In a traditional western wedding, rings are exchanged between the groom and his bride. Most people these days consider the wedding ring to be a necessary accessory, to the tune of 11 billion dollars per year in the US alone (here).

Wedding rings actually have a purpose greater than looking nice on a finger and creating a couple’s first mutual debt. Over the months and years of a marriage, each time the couple sees their rings, it’s a reminder of the vows they’ve made to each other. Like writing on a contract, the ring is a visible, tangible symbol of a promise and commitment.

In the Old Testament, the people of Israel were told to mark special occasions and events by constructing a pile of rocks as an altar (Joshua 4:1-7). God told the people to do this as a lasting reminder of God’s promises and power. It was a symbol of God’s vow.

These symbols of promise are very valuable and precious, both to the one making the vow and to the one who is receiving it.

God the Father has made to His people many great and precious promises (2 Peter 1:4). These promises are bound up in the character and work of Jesus, the Bridegroom of the Church (Revelation 21:2, 9). He has also given us a wedding ring, a symbol of His vows to us.
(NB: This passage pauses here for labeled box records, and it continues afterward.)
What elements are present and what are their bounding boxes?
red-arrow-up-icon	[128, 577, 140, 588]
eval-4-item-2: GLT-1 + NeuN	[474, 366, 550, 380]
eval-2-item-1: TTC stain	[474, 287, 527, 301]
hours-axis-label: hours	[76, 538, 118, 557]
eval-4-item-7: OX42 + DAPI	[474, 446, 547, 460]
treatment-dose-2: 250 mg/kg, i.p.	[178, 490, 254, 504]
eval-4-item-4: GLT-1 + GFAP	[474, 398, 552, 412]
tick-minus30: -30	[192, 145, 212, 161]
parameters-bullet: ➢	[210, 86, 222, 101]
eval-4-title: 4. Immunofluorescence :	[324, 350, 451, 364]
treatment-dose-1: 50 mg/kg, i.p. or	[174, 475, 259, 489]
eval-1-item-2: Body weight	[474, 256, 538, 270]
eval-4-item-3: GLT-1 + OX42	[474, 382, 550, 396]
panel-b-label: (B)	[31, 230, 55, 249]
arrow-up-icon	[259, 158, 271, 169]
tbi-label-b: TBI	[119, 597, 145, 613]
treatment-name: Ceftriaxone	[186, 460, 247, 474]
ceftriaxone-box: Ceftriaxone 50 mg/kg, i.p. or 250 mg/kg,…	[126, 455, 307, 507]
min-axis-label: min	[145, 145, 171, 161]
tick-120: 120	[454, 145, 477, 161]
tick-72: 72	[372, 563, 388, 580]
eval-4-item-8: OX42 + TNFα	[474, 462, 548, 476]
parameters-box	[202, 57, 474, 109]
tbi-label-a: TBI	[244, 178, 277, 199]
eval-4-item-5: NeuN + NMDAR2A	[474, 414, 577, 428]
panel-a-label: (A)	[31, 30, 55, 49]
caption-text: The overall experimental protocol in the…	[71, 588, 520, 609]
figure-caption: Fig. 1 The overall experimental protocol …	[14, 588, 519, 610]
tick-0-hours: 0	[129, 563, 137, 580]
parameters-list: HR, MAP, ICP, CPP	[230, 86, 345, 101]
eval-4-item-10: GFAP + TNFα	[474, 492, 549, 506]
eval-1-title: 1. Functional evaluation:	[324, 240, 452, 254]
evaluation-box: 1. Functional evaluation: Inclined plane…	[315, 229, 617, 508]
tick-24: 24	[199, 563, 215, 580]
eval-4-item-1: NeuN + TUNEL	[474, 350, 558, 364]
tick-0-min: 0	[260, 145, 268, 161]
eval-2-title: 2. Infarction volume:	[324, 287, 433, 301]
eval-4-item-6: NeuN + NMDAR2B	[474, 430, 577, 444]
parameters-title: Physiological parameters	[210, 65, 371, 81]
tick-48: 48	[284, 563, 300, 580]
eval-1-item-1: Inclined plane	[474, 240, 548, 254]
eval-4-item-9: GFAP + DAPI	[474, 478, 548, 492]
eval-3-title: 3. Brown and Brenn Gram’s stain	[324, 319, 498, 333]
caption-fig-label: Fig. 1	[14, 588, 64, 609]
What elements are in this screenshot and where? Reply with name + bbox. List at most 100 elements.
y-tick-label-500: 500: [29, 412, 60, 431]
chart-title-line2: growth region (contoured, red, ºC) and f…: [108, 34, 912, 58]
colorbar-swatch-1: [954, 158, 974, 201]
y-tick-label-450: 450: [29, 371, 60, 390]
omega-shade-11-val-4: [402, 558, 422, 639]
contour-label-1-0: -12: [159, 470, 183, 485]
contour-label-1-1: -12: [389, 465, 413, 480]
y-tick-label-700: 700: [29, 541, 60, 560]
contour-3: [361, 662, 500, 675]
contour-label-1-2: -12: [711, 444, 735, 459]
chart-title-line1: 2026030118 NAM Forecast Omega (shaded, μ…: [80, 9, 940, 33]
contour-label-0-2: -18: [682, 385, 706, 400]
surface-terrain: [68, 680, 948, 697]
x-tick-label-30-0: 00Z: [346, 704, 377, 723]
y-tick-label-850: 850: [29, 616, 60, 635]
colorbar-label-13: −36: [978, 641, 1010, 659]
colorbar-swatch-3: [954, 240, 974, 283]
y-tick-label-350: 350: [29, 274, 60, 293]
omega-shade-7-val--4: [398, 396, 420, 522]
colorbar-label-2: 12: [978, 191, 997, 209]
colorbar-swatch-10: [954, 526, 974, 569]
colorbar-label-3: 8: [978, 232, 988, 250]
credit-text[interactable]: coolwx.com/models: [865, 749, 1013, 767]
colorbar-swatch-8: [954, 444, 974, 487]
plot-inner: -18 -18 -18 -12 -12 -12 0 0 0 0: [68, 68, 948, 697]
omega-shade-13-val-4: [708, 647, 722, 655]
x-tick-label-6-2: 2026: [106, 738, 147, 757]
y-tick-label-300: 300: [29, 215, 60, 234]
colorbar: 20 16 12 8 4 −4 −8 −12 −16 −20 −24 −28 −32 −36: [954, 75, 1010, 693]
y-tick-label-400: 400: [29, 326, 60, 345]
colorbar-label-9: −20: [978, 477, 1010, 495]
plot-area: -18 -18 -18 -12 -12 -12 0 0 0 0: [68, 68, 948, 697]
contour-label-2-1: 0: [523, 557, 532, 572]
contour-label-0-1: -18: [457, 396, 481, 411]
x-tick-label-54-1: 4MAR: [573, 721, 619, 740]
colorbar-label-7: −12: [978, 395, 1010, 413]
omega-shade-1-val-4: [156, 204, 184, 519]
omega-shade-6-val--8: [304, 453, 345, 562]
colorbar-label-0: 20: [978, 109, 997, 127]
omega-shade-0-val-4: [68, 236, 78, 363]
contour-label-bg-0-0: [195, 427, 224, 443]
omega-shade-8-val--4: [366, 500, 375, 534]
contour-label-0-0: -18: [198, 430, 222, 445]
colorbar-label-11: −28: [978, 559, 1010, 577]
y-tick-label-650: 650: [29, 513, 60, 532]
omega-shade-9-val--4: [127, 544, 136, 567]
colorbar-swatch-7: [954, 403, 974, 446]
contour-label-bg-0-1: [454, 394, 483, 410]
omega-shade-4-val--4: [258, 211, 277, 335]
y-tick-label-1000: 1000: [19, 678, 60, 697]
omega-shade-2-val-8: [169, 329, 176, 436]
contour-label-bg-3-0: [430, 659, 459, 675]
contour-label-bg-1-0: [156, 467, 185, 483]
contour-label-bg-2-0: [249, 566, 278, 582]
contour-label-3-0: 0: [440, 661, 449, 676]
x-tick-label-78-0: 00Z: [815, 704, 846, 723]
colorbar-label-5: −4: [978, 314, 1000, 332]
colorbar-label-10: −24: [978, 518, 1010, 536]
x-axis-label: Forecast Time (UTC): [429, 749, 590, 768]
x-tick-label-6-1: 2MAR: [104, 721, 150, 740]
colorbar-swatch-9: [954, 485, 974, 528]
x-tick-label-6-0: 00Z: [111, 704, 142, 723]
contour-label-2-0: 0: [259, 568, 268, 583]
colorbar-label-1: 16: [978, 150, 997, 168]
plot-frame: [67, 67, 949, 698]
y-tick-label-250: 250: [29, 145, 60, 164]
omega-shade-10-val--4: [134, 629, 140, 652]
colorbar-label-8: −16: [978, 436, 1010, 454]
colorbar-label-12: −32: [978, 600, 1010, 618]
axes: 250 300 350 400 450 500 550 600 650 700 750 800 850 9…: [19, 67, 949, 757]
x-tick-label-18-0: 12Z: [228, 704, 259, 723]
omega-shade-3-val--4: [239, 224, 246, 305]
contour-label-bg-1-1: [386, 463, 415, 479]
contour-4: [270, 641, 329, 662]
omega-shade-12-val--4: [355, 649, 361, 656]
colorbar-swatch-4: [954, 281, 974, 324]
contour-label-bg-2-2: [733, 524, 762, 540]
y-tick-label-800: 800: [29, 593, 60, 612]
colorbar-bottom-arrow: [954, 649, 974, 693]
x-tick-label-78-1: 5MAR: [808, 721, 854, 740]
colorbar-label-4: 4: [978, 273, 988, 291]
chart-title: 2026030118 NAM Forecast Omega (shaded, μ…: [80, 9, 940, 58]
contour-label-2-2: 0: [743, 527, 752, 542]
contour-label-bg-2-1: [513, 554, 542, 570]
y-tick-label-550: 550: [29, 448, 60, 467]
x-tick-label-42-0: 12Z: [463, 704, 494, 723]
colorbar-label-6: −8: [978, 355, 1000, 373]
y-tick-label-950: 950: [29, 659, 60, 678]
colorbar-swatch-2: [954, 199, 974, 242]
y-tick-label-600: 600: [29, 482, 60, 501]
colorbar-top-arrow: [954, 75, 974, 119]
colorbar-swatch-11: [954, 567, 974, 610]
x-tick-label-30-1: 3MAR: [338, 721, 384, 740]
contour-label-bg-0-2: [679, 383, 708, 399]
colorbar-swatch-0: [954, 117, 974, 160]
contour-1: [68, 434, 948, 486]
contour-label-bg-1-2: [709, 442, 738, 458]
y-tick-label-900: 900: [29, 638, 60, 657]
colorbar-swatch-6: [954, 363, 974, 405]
Ephesians 1:13-14 reads … you were sealed with the Holy Spirit of promise, who is the guarantee of our inheritance … to the praise of His glory. The apostle Paul originally wrote this in the language of the Greeks. In modern Greek the word “guarantee” is arrabona, the word for an engagement or wedding ring.

Jesus filling you with the Holy Spirit of promise is the symbol of His marriage vows to you. He has promised to save you and give you an eternal home in His glory. The abiding presence of the Holy Spirit within you is the symbol of His everlasting commitment to love, honor, and cherish you.